La seconda tranche della presunta mazzetta riscossa per l’affare Tonti e che gli sarebbe stata consegnata dalla moglie di Landella a dicembre 2020, Iaccarino ha confessato d’averla utilizzata lo stesso giorno per acquistare una collana con tre diamantini; il gioielliere sentito ieri, e che non sa nulla della provenienza del denaro, ha detto che a dicembre 2020 Iaccarino comprò il monile pagando mille euro in contanti.

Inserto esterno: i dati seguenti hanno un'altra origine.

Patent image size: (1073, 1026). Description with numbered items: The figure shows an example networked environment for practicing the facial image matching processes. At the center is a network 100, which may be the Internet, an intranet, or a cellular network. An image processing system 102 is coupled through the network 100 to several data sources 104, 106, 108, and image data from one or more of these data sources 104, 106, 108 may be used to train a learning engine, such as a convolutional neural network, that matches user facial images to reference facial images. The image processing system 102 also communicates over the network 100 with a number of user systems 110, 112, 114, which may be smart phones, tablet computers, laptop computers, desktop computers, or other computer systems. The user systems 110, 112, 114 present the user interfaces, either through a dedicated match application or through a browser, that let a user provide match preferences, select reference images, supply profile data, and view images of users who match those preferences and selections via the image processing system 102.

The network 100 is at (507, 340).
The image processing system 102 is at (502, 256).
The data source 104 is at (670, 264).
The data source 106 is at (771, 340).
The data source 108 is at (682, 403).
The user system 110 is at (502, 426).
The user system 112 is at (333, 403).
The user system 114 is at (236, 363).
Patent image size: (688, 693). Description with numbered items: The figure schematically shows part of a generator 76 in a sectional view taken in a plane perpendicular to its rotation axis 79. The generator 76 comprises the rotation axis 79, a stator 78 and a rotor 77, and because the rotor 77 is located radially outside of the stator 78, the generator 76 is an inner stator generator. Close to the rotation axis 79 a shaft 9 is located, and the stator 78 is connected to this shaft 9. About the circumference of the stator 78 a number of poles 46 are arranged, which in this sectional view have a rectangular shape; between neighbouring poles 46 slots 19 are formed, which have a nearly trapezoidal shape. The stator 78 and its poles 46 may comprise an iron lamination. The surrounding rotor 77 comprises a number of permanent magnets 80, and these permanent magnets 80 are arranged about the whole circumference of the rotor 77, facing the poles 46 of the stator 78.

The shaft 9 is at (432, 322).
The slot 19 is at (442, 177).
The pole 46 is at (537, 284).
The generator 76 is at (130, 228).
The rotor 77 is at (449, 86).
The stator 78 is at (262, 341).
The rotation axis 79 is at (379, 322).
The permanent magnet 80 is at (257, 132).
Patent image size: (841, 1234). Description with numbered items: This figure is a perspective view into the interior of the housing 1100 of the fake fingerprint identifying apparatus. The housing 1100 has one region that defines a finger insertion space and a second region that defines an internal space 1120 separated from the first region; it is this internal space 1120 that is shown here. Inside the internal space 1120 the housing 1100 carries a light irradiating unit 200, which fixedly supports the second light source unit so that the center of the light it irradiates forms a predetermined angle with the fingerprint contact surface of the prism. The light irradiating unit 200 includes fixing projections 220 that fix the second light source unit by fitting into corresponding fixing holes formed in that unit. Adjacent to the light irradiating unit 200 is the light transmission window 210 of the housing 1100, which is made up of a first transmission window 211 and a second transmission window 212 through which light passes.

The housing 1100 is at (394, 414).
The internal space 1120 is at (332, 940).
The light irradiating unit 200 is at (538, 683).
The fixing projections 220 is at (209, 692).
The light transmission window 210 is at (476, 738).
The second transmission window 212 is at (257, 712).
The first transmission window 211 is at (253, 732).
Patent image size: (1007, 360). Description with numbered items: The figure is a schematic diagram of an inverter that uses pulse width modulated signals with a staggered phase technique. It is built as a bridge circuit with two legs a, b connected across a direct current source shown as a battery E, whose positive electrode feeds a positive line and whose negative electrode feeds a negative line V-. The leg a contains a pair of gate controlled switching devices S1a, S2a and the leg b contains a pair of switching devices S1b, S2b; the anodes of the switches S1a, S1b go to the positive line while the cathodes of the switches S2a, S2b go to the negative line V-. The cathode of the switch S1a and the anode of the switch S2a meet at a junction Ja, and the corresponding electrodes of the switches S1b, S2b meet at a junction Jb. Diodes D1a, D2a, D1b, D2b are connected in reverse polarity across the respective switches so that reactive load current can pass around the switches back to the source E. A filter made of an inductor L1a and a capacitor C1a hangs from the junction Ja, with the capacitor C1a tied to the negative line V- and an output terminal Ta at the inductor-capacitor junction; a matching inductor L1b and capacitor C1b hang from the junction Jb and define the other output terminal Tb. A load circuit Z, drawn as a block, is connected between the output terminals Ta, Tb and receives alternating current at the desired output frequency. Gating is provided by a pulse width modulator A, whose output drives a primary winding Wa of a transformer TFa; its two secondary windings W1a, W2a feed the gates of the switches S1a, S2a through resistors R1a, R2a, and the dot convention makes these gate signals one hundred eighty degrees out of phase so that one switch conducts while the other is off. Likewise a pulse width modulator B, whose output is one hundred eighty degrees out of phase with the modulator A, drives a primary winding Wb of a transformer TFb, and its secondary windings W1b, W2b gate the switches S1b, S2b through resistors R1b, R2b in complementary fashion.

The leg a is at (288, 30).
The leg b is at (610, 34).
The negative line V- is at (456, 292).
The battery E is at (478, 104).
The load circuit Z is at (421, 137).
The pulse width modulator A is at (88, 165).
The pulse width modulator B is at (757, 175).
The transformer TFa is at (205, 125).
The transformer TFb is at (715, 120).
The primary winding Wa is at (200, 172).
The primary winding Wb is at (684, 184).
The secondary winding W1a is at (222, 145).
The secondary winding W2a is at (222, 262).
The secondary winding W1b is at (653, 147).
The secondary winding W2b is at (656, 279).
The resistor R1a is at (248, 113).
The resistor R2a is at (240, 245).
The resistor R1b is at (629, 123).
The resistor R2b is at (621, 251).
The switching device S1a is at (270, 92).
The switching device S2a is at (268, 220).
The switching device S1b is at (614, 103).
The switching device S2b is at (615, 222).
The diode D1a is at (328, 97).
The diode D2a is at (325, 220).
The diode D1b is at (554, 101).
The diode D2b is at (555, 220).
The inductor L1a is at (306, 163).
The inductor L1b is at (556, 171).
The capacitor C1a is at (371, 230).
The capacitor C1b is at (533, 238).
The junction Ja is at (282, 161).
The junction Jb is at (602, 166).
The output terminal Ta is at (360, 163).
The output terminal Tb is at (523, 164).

Sono 14 gli imputati sotto processo in Tribunale a Foggia dal marzo 2023 perché accusati a vario titolo di 19 imputazioni: tentata concussione, 2 corruzioni, tentata induzione indebita a dare o promettere utilità; istigazione alla corruzione; 10 peculati; un ulteriore peculato o in alternativa il favoreggiamento. In attesa di giudizio ci sono l’ex sindaco Franco Landella; la moglie Iolanda Daniela Di Donna, funzionario del Comune: l’ex presidente del consiglio comunale Leonardo Iaccarino; la sorella Donatella Iaccarino; gli ex consiglieri Dario Iacovangelo e Antonio Capotosto; gli imprenditori Paolo Tonti e Francesco Landini; l’ex dipendente comunale Giuseppe Melfi; Giuseppe e Rosario Casparrini titolari di un negozio di ferramenta; Michele De Carlo, procacciatore d’affari; Giada Pirazzini; e la società “Coer” di Tonti. Le accuse riguardano un tentativo di concussione da 300mila euro per l’appalto per l’illuminazione pubblica (Landella); 2 corruzioni da 32mila euro (Landella, Di Donna, Leonardo Iaccarino, Iacovangelo, Capotosto, Tonti e la “Coer”, in relazione al voto in consiglio comunale cui era interessato Tonti ) e 20mila euro (Iaccarino, Melfi e Landini per la liquidazione di un pagamento a favore di un’azienda della moglie di Landini, estranea all’inchiesta, fornitrice di fitofarmaci all’azienda “Masseria Giardino” del Comune); istigazione alla corruzione da un milione, ancora legata all’appalto per l’illuminazione pubblica (Landella e De Carlo); tentata induzione indebita da 20mila euro (Iaccarino e Capotosto in relazione alla somma che sarebbe stata chiesta per il riconoscimento di un debito della cooperativa “San Giovanni” estranea all’inchiesta); peculato e tentato peculato per l’acquisto andato in porto o fallito di merce varia e del valore complessivo di poche migliaia di euro comprata con soldi pubblici destinati alla presidenza del consiglio e destinata a privati. Tranne Iaccarino che confessa una delle due corruzioni (la presunta spartizione della tangente di 32mila euro), gli imputati si dicono innocenti.